Avez-vous identifié les problèmes du Racing ?
J'étais à Strasbourg samedi (défaite lensoise 2-1, ndlr). Lens a trop reculé, mais quand Lens avance, tout va mieux. Il y a un fort potentiel ici. Il faudra du travail pour réussir. L'objectif est d'abord de se remettre la tête à l'endroit. Les joueurs sont tristes d'être dans cette situation, mais ils sont revanchards. Là-dessus, je suis en phase avec eux. Je veux aussi plus de dialogue. Pour eux, le staff doit être une famille. Ma porte sera
ouverte. Mieux vaut crever les abcès tout de suite.
Quelle sera la méthode Papin?
Il est encore trop tôt pour vous en parler. Les premiers à qui je réserve ce discours seront les joueurs. Mais il y aura des changements. Et j'ai avec moi un staff qui connaît tous les joueurs, ce qui est un atout.
Cet été, au moment de choisir un remplaçant à Francis Gillot, Gervais Martel vous a préféré Guy Roux. Avez-vous été déçu de ne pas être le premier choix?

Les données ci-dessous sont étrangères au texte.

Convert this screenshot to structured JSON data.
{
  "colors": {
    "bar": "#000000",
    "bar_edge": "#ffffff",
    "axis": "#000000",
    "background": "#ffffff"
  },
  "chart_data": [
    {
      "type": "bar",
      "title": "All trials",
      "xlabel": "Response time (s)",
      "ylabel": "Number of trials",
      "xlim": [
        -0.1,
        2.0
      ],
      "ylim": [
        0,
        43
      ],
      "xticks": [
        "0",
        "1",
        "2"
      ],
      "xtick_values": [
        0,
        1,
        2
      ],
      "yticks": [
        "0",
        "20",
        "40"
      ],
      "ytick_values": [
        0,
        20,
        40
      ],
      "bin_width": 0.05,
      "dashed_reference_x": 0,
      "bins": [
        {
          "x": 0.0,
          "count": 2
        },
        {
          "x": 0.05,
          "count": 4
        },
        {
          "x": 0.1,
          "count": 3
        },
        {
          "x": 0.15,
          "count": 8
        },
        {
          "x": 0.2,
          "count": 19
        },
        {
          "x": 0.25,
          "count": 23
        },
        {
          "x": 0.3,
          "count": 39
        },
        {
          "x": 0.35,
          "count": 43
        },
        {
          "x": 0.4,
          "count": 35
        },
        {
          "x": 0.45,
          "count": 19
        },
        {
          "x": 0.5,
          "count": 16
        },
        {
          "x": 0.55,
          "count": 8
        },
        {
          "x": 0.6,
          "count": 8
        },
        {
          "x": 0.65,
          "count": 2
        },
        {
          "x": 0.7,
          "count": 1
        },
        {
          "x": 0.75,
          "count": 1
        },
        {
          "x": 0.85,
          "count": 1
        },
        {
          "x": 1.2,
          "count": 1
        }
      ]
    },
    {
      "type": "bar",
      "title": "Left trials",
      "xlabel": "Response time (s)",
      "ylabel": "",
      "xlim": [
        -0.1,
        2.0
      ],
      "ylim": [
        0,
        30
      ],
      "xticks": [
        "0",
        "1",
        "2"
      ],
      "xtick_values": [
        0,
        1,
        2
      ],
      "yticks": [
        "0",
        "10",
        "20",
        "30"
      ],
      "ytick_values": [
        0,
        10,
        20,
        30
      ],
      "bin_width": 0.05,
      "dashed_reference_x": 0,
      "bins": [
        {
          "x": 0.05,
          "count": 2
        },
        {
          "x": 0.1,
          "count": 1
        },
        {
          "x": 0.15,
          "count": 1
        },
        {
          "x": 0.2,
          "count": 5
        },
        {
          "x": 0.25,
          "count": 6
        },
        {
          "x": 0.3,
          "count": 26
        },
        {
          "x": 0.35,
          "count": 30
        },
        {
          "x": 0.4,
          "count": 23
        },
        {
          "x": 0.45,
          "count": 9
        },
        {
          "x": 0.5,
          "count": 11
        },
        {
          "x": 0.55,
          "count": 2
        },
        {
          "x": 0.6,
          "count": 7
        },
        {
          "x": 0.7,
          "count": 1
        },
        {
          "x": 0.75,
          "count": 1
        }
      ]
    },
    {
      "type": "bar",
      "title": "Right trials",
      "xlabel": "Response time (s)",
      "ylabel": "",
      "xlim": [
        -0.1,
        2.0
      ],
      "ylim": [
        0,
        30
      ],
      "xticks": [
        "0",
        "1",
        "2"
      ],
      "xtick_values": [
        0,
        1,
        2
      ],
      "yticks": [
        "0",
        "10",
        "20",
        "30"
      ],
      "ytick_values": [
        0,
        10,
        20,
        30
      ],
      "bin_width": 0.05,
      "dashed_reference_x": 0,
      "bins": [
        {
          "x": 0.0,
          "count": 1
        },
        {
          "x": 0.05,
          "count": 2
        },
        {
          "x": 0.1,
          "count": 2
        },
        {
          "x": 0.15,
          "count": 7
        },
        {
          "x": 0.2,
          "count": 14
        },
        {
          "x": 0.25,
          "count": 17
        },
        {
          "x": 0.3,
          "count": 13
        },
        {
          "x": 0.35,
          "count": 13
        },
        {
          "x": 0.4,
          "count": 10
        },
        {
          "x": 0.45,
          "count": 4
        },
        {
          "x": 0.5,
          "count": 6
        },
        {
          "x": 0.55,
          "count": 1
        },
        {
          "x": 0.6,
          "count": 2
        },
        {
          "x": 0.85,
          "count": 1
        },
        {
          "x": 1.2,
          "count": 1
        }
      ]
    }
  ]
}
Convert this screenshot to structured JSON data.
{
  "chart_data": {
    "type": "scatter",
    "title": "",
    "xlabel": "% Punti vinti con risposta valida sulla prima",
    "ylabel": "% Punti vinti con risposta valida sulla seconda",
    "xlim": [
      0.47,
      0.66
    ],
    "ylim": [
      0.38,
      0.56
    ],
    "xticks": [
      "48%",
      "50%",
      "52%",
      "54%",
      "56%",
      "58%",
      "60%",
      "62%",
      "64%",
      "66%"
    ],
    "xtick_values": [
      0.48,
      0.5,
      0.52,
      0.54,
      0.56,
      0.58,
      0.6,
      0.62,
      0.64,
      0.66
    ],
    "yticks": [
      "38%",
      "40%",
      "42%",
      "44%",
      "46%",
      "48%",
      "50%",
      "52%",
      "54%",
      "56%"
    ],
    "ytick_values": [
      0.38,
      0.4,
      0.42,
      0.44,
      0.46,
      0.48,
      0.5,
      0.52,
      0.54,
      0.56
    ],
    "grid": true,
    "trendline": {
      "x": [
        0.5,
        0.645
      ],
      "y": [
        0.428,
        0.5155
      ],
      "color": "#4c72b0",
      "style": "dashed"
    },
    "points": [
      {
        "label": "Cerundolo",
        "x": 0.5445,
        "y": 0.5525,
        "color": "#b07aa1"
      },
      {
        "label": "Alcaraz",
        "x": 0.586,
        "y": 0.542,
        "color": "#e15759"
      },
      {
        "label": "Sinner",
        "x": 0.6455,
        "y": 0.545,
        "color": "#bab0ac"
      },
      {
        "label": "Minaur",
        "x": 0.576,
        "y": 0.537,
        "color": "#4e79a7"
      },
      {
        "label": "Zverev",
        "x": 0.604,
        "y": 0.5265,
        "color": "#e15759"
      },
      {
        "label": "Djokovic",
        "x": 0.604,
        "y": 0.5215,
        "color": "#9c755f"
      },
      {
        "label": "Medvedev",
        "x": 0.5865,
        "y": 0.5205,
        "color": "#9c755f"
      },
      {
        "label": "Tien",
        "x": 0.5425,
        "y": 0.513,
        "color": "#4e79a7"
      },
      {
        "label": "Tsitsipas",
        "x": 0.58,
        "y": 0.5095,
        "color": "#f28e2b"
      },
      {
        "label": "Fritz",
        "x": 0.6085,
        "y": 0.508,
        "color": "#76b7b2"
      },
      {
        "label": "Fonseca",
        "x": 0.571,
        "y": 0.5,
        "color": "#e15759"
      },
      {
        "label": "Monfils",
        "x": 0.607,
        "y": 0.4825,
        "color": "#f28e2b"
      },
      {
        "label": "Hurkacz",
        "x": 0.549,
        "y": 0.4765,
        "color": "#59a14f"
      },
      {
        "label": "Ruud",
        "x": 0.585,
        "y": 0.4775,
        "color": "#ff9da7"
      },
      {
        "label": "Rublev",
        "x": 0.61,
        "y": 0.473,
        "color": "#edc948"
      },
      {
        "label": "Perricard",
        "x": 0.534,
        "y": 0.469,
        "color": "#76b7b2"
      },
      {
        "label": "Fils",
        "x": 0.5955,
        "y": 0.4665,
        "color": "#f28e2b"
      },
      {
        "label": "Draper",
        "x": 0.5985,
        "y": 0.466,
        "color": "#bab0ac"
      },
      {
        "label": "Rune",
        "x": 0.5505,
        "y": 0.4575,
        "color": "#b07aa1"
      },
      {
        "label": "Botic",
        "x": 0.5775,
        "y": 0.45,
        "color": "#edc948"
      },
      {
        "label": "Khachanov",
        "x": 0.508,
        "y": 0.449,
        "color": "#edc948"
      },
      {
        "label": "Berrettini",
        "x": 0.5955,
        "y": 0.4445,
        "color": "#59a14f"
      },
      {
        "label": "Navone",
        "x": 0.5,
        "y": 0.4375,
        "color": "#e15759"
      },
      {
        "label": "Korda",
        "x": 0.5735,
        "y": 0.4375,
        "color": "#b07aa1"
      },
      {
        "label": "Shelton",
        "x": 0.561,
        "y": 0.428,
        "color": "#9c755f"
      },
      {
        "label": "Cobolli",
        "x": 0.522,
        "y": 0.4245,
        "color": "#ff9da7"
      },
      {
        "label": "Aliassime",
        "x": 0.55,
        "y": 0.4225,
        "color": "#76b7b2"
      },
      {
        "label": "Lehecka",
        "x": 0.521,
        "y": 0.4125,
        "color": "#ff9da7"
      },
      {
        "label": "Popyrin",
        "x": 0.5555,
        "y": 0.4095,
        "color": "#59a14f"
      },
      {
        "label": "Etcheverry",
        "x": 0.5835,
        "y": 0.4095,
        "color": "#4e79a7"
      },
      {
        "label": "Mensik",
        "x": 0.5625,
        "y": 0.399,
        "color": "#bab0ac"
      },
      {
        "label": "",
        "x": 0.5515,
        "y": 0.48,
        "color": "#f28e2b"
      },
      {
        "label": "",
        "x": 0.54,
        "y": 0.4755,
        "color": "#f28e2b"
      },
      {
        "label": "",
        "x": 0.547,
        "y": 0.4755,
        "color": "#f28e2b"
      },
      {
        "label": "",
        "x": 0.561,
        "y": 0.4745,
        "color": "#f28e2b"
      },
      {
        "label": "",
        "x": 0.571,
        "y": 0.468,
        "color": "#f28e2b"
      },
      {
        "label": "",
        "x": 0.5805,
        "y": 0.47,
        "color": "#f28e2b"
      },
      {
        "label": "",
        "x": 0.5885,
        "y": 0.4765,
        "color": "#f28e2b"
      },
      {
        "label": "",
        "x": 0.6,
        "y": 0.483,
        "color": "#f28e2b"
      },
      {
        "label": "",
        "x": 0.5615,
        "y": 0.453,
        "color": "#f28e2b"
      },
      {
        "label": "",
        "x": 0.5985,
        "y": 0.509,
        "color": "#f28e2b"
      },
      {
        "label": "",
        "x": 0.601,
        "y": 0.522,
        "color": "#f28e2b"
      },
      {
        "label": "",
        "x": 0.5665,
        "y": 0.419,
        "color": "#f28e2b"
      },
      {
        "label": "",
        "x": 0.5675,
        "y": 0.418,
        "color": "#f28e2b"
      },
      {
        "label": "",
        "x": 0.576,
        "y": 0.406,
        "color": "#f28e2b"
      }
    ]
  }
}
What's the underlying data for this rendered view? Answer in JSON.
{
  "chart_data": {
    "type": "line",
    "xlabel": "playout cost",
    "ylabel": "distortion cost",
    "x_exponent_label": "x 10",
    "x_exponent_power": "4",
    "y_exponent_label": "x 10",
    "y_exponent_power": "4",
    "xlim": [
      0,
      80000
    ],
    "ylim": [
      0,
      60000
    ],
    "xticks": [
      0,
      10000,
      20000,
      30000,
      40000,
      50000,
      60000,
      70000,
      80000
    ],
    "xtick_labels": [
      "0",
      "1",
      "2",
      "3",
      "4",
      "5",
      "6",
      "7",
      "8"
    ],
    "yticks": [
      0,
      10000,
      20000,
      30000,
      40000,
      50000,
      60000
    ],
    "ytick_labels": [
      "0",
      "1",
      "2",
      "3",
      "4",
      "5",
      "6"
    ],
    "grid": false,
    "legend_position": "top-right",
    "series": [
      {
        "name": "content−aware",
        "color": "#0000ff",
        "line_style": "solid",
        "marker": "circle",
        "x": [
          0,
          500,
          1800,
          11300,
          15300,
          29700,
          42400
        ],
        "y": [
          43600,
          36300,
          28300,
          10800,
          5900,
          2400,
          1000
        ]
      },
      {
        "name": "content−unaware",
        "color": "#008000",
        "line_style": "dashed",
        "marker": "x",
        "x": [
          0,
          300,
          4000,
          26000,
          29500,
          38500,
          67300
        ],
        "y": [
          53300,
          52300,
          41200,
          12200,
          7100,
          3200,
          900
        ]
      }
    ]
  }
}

C'était difficile de lutter contre Guy Roux, avec son expérience, son charisme. C'est un monument !gagner ne serait-ce que le quart de ce qu'il a gagné, ce serait déjà bien. On déjeune ensemble ce midi pour évoquer
l'équipe, et on a déjà parlé du match contre Berne jeudi, il m'a donné quelques tuyaux.
Vous allez hériter d'un groupe que vous n'avez pas construit...
Il faudra me laisser le temps de faire une évaluation. Mais j'ai connu ce cas la saison passée avec Strasbourg, et cela s'était bien passé. Si j'ai des besoins en terme de recrutement, je les feraient remonter aux personnes qui s'occupent de ça ici, et qui font ça très bien.
En Alsace, vous aviez créé la «Coupe du Couillon», qui récompensait chaque semaine un joueur pour une maladresse. Vous a t'elle suivie?
Bien sûr, la Coupe du couillon fait partie du voyage!
Peut-être même que le public Sang et Or va troquer sa traditionnelle «Marseillaise lensoise» par un «Reviens JPP reviens» du meilleur effet...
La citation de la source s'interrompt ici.